At 13 years old, she began sewing parachutes in a military factory as part of the World War II efforts. Spending her adolescence “in closed darkness” and surrounded by the sounds of war also had a big influence on her art, and notions of personal and creative freedom.

Yayoi Kusama art explores themes of infinity

Yayoi Kusama’s Infinity Nets series takes inspiration from her hallucinations. Her first series of large-scale canvas paintings were entirely covered in a sequence of nets and dots, using only one or two colours. Upon arriving in New York, these works quickly gathered comparisons to Jackson Pollock, Mark Rothko and Barnett Newman.

“Since my childhood, I have always made works with polka dots. Earth, moon, sun and human beings all represent dots; a single particle among billions.” – Yayoi Kusama
From 1963, Kusama’s Mirror/Infinity rooms series continued this theme. Purpose-built rooms housed infinity mirror installations and neon-coloured balls hanging at various heights above the viewer. Standing inside, viewers face the illusion of a never-ending space.

Kusama also appeared unofficially at Venice Biennale in 1966, staging Narcissus Garden on the lawn outside the Italian Pavilion. 1,500 tightly packed mirror balls created an infinite reflective field that shows visitors distorted images of themselves, the artist and landscape. Kusama then sold individual globes to visitors, earning international press coverage.

Yayoi Kusama creates art around the world

Kusama initially trained in traditional Japanese painting styles at the Kyoto School of Arts and Crafts, but was inspired by American Abstract Impressionism and moved to New York in 1958, considering Japanese society “too small, too servile, too feudalistic, and too scornful of women.”

During her time in the US, she quickly established a reputation in the 1960s avant-garde and pop art movement, embracing the hippie counterculture. Often appearing in bobbed neon wigs and colourful outfits, Yayoi Kusama was renowned for her persona as much as her art.

In 1973, Kusama returned to Japan in ill health, where she began writing surrealistic novels, short stories and poetry. She checked herself into a psychiatric hospital in Tokyo in 1977, where she eventually chose to take up permanent residence. Kusama’s studio is located nearby, and she continues to produce work in the same location since the mid-1970s.
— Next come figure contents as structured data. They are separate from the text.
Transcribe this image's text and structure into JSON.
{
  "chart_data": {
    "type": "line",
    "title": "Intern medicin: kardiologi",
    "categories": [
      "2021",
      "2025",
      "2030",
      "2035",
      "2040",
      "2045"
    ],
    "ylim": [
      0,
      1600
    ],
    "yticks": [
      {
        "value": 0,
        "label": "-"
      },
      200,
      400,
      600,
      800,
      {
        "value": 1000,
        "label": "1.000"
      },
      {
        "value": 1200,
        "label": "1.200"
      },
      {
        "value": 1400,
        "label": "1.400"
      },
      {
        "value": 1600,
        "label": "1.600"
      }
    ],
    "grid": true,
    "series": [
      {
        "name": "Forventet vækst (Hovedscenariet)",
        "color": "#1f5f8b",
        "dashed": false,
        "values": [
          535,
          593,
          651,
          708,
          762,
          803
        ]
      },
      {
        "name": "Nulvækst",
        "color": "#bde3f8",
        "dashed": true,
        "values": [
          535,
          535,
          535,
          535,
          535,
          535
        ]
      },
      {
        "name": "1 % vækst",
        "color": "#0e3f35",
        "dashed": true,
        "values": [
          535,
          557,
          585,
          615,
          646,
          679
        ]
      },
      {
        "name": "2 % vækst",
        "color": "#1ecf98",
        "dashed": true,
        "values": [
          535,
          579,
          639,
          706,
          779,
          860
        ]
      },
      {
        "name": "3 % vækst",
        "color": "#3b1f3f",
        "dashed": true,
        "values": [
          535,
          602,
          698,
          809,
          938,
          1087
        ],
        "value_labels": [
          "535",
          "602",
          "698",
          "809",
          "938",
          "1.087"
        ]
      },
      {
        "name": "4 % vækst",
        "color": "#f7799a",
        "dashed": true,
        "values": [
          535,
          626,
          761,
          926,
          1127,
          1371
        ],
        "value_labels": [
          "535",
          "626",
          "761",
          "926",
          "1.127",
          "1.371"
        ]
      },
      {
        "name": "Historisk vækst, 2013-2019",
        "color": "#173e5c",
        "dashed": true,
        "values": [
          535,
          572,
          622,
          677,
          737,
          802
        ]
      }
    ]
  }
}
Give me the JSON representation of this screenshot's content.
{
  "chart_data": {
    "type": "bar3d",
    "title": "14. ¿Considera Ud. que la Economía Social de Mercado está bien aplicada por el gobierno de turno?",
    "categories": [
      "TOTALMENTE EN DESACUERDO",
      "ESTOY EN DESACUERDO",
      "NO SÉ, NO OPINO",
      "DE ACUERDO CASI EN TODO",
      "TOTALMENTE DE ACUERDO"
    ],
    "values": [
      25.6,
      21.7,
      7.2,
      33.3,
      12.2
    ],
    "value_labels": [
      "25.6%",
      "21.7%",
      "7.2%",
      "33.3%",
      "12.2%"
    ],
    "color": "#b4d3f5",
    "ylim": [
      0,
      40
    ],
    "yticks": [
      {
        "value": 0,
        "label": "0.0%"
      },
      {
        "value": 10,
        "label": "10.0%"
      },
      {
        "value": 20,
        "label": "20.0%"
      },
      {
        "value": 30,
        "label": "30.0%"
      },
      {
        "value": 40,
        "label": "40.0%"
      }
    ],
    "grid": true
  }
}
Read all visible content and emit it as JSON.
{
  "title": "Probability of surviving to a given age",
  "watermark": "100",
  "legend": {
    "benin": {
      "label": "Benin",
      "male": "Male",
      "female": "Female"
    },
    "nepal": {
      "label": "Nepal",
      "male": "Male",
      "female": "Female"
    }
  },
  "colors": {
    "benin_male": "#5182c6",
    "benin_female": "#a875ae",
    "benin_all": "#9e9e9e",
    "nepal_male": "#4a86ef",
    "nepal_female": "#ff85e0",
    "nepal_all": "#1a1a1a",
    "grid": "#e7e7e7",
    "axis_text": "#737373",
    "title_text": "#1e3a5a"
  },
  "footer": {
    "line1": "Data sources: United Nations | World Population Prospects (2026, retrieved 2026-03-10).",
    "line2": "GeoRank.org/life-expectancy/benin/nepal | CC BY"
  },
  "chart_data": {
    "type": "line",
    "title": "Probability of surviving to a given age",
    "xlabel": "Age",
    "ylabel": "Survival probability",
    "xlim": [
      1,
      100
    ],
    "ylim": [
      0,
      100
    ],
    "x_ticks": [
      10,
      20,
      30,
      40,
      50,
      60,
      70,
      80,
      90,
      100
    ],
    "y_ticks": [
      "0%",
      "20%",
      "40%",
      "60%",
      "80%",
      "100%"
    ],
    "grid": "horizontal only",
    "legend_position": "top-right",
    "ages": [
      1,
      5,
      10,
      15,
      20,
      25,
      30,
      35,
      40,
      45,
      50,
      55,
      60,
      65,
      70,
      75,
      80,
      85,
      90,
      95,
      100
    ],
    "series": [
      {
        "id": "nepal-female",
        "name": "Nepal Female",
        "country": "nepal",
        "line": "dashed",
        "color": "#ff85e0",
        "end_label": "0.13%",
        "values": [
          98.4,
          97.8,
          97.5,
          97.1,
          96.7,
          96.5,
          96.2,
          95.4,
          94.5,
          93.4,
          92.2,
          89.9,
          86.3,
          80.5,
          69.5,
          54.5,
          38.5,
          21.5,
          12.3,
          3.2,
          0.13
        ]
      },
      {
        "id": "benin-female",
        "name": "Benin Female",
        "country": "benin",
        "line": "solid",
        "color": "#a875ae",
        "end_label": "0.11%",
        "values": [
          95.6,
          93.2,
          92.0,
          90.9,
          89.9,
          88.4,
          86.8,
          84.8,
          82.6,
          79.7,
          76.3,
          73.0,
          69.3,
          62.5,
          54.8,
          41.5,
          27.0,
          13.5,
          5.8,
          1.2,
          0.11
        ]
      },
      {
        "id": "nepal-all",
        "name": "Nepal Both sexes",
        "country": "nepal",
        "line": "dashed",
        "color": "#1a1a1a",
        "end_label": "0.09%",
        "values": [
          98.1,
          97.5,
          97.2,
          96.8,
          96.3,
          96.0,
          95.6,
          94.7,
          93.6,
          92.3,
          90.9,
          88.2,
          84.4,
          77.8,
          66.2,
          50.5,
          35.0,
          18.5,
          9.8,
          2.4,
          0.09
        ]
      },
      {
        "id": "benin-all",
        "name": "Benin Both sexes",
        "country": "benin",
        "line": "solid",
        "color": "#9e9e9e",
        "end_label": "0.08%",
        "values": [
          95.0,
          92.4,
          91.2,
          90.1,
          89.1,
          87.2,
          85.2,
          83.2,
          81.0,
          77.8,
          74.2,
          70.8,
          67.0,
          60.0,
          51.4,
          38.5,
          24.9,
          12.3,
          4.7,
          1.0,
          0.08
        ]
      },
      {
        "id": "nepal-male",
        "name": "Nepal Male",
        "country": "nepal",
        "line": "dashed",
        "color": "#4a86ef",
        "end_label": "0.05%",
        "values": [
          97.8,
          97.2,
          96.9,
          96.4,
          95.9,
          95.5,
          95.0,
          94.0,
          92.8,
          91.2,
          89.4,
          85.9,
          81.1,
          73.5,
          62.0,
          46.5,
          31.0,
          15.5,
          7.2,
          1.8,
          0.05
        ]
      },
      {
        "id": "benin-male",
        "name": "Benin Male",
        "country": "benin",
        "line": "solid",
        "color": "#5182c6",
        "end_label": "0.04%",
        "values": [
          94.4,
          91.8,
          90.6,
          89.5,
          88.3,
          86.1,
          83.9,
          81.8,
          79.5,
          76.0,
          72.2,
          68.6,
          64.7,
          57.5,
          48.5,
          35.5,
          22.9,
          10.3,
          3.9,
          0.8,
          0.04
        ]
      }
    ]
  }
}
“My art originates from hallucinations only I can see. I translate the hallucinations and obsessional images that plague me into sculptures and paintings.” – Yayoi Kusama

The legacy of Yayoi Kusama

Yayoi Kusama art has featured in major retrospectives at the Hirshhorn Museum in Washington, D.C. the Museum of Modern Art and the Whitney Museum of American art in New York, and the Tate Modern in London. Tokyo also hosts the Yayoi Kusama Museum.

These retrospectives revitalised international interest, and in 1993 she was officially invited to represent Japan at the 45th Venice Biennale. Kusama transformed the Japanese pavilion into a mirrored room filled with polka dot pumpkin sculptures, in which she was present in a suitably colour-coordinated outfit.

Kusama has received many awards, and in 2006 became the first Japanese woman to receive the Praemium Imperiale, one of Japan's highest honours for internationally recognised artists.